# 2021 Auto World Thunderjet Release #32 (SC362) - Trans America Racing



## pshoe64 (Jun 10, 2008)

Check out the new Auto World Thunderjet Release #32 (SC362) Trans America Racing. They have added some really nice liveries to the collection. Check them out at the link below: 2021 Auto World ThunderJet Release 32 SC362 – Trans America Racing

-Paul


----------



## Mile Hi Kat (Jan 2, 2021)

I have that 'cuda in black from R.24; thought they might at least change the number for the recolor. Well, you seem to have a lot of info about AW releases, so I have a question I've brought up a few times on my blog that I thought you might be able to answer: why hasn't AW ever re-popped the Cobra Daytona coupe or the Ford GT 40? The last time the former appeared was Release 5 and I think the latter was Release 6. That had to be at least 10 years ago. After "Ford V. Ferrari" was released in January 2020, interest in those cars was probably never higher, yet we got no re-issues of either. Any idea why that is? Did the mold get broken? I'd love to see them both again and would line up to buy them.


----------



## pshoe64 (Jun 10, 2008)

Mile Hi Kat said:


> I have that 'cuda in black from R.24; thought they might at least change the number for the recolor. Well, you seem to have a lot of info about AW releases, so I have a question I've brought up a few times on my blog that I thought you might be able to answer: why hasn't AW ever re-popped the Cobra Daytona coupe or the Ford GT 40? The last time the former appeared was Release 5 and I think the latter was Release 6. That had to be at least 10 years ago. After "Ford V. Ferrari" was released in January 2020, interest in those cars was probably never higher, yet we got no re-issues of either. Any idea why that is? Did the mold get broken? I'd love to see them both again and would line up to buy them.
> 
> View attachment 318813


The good news, the molds are still intact and around. As to when they may release another set of those particular cars is hard to say. The GT40 was released in a set, "The 24 Hours of LeMans" about 7-8 months ago. You can see the details here: 2020 Auto World SRS333 – 24 Hours of Le Mans Speed vs. Endurance. The issue of making new cars is licensing. Even with old liveries, someone holds the intellectual property of the paint scheme, sponsors and driver's name. That is likely why we got Swede Savage's #42 Cuda and not Dan Gurney's #48. I have Auto World's ear every so often and I do relay my reader's questions and requests, so I will pass this along.

-Paul


----------



## Mile Hi Kat (Jan 2, 2021)

Oh yeah, I forgot about that set! So there was some attempt to cash in on the movie's popularity! That's good...and it reminds me, I believe I did see a GT-40 from that set sell for just under $100 last fall, and it looked pretty well used. I'd have bid it up myself if I'd seen it before the auction ended. As for the Daytona coupe, I have 3 of the 4 releases of that one, all hard-won via online auctions and very expensive. 

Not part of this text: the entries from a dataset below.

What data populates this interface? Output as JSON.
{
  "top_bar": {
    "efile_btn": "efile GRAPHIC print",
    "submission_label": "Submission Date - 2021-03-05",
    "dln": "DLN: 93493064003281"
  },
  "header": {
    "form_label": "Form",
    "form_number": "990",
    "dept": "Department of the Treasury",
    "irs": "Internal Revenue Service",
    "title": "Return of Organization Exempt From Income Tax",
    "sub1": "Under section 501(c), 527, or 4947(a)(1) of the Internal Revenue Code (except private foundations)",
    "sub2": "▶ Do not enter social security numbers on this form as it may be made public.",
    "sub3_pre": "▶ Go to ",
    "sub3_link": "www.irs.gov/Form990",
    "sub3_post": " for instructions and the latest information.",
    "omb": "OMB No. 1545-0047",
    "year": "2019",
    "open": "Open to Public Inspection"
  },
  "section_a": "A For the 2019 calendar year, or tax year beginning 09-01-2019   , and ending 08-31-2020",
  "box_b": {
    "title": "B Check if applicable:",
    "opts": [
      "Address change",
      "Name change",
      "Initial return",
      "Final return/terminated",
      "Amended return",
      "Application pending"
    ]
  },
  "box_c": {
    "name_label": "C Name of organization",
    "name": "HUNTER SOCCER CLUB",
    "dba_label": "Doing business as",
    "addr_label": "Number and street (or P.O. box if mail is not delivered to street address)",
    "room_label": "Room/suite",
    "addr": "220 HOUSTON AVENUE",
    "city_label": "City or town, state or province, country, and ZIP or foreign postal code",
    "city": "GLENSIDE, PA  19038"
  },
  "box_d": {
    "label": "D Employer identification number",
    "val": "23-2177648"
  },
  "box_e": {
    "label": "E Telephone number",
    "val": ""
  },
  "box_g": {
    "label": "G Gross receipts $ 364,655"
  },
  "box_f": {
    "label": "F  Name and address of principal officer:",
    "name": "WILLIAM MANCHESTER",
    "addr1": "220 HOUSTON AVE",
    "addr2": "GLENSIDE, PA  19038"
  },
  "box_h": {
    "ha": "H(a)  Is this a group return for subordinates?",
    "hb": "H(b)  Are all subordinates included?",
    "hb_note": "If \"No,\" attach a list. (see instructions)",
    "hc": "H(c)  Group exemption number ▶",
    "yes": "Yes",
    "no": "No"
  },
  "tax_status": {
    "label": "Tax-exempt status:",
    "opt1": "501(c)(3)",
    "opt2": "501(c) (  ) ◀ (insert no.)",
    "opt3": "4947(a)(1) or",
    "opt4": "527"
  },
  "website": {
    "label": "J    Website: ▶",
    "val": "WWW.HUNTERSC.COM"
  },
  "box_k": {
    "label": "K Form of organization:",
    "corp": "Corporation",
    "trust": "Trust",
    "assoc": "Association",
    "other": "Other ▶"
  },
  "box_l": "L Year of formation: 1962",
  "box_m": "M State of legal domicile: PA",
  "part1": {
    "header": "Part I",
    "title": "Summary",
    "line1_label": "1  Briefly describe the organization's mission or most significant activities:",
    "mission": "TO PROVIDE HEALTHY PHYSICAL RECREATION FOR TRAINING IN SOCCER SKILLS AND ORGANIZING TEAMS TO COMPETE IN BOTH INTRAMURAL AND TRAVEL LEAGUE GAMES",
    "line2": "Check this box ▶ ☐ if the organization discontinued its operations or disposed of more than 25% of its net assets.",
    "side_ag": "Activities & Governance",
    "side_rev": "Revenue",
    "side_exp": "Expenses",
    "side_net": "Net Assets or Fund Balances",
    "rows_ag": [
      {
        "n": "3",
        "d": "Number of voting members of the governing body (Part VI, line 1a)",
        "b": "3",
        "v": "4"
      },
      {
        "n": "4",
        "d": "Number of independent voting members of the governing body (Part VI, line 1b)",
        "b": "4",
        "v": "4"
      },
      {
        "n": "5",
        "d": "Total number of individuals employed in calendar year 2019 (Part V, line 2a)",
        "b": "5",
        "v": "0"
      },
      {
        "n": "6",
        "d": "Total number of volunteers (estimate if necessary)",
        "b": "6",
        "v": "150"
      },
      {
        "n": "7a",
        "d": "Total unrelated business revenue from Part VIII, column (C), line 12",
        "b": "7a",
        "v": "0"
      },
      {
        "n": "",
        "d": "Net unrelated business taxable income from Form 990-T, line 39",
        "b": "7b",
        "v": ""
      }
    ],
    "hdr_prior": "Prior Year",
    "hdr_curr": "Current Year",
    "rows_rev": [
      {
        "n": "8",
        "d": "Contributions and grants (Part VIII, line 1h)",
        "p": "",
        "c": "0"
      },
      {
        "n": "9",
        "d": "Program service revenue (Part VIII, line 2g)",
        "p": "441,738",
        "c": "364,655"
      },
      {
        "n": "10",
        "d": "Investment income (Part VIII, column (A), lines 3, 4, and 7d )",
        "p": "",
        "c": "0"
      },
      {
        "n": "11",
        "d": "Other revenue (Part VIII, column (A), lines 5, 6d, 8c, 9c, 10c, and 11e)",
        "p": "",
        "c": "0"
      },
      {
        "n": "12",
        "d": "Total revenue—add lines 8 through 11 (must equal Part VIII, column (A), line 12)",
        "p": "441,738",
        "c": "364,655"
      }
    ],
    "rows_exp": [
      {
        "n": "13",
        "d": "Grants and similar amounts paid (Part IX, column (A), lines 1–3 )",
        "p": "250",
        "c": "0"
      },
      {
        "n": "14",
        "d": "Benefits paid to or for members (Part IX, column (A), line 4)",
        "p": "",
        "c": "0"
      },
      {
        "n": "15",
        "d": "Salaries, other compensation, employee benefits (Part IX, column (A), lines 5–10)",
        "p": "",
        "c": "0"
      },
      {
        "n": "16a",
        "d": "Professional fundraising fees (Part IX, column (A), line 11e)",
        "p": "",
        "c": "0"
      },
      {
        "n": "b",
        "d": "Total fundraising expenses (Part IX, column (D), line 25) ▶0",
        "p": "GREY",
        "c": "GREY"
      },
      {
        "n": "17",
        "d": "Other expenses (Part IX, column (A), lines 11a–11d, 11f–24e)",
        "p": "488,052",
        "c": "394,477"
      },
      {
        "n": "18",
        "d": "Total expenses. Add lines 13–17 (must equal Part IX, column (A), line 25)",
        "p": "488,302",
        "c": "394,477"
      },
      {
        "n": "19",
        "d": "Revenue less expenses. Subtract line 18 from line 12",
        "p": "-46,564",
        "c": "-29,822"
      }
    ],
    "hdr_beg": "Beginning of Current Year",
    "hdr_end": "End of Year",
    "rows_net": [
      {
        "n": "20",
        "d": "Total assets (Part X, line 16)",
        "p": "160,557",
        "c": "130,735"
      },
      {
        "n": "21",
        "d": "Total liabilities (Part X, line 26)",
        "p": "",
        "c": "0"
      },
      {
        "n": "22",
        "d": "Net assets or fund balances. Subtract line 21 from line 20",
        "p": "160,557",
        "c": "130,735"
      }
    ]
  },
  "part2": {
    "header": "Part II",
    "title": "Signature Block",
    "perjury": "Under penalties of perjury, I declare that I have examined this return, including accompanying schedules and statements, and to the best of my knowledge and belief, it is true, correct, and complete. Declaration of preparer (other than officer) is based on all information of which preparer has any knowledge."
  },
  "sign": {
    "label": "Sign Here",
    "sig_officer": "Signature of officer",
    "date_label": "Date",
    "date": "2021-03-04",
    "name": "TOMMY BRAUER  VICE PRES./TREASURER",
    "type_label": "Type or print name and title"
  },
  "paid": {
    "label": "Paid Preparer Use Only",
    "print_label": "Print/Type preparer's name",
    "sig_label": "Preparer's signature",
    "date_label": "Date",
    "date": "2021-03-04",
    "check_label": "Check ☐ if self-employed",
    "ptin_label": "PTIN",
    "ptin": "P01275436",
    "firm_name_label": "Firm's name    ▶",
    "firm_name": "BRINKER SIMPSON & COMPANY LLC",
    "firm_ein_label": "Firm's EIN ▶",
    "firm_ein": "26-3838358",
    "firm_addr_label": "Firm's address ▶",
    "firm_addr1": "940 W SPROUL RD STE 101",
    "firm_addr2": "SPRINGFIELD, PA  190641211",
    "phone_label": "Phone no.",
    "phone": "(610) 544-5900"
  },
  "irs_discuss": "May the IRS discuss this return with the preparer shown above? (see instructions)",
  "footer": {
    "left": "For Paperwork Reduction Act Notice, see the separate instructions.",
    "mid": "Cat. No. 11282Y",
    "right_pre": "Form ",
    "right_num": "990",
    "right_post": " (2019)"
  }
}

Kinda makes you realize the demand, eh? It would be nice to see a new issue of that Chaparral 2F, as well! Thanks for the reply!


----------



## Mile Hi Kat (Jan 2, 2021)

pshoe64 said:


> Check out the new Auto World Thunderjet Release #32 (SC362) Trans America Racing. They have added some really nice liveries to the collection. Check them out at the link below: 2021 Auto World ThunderJet Release 32 SC362 – Trans America Racing
> 
> Hey, just thought I'd mention: I've been looking for 2 of the 3 cars your pointed out here since early June and I haven't seen hide nor hair of them anywhere, not even on Auto World's own website. Let me guess: a "supply chain problem?" I want both those Camaros for the Trans Am fleet I'm building.
> 
> Just wondering.


----------